Our findings will be most helpful to researchers for study design and for analysis of studies that include few patients. For example, assume that VAS data were collected on many patients (e.g., with more than 100 per group). Then, a statistician could use a statistical method (e.g., Box and Cox power transformation), to find a mathematical transformation that makes the statistical distribution of the VAS data closer to a normal distribution. However, when studies are small (e.g., fewer than 50 patients per group), the use of these approaches is difficult to justify. Furthermore, these methods rarely appear in the anesthesiology literature. Our results show that researchers would be making a reasonably good decision by simply using a t test or ANOVA. Researchers should be cautious to not blindly apply our results if they expect a greater percentage (> 16%) of their patients to rank their pain as 0 or 10 cm. However, despite this caveat, researchers can justifiably use the most powerful statistical tests, t or ANOVA, when comparing VAS measurements among small groups. They should not feel compelled to use non-parametric methods because the sample sizes are small and the statistical distribution not known. Identifying appropriate statistical tests for small clinical studies is important, because decreasing the number of patients in a study decreases its costs, both financial and ethical. Furthermore, researchers prospectively do not know what mathematical transformation to make to the VAS data they have not yet collected to make the data normally distributed. Our study shows that power analyses to find suitable sample sizes can be done using equations applicable to a t test or ANOVA.
In summary, we evaluated the accuracy and effectiveness of several statistical tests that can compare analgesic doses among groups. No statistical test incorrectly suggested that a difference existed among groups, when there was no difference. If a researcher were to detect a difference among groups with any one of the tests, the result would be statistically reliable. The t or ANOVA tests, for differences between two or more than two groups' means, respectively, had slightly greater power than the other tests to detect difference(s) among groups. Furthermore, parametric methods have the advantage that much theory is available to guide experimental design and post hoc analysis, more so than for nonparametric tests. Therefore, we conclude that t and ANOVA are good choices to compare VAS measurements among groups. We expect that these results will be most helpful during the design of studies that will assess pain with a VAS. Our results may, however, not hold when many (> 16%) patients rank their pain at one of the two extremes.
*Olsen S. Nolan MF, Kori S: Pain measurement: An overview of two commonly used methods. Anesthesiology Review 6:11-15, 1992.
**In the published study, 162 women received nalbuphine. We used 159 VAS measurements because we performed the current analysis before the last 3 patients were enrolled in the study.
***The computer code is available on request from the corresponding author.
****Skewness equaled -0.82, -0.36, and 1.20 for the oxytocin, nalbuphine, and epidural groups, respectively.

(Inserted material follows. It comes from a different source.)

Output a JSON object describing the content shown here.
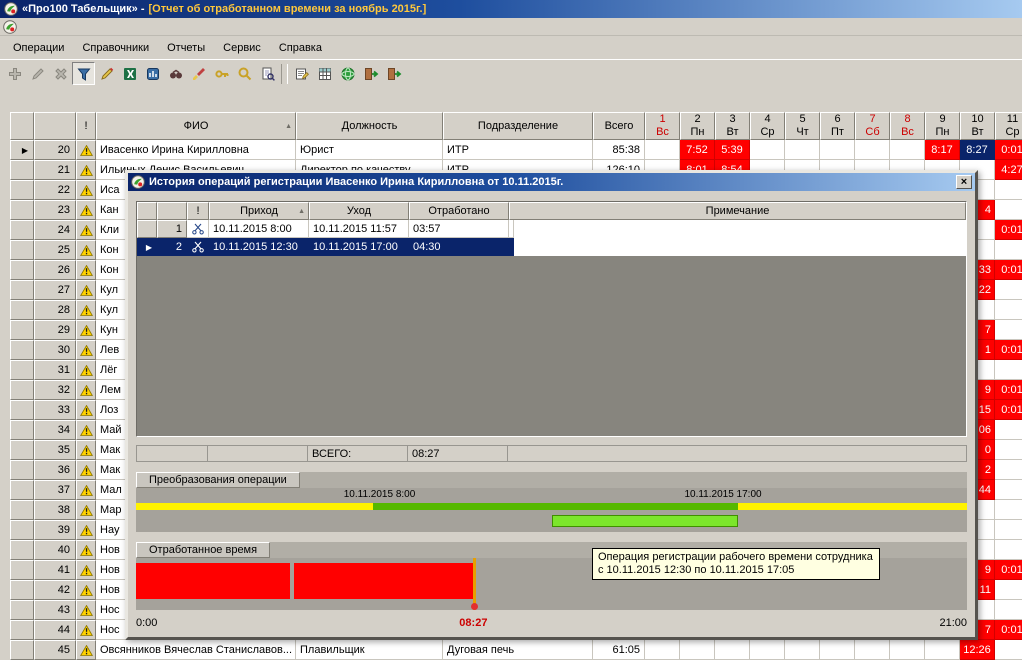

*****We converted the continuous VAS to the five-point system to permit statistical analysis. However, we caution that we are not advocating use of a five-point system. A patient presented with a 10-cm scale may choose values in a way that does not map directly to a five-point scale (i.e., a patient may not map 0-2 cm into a value of 1, and so forth, as we did).
******To check our results, we repeated the simulations with a two-category VAS. As expected, the statistical power was much less than with the five-category VAS, especially for the small group sizes.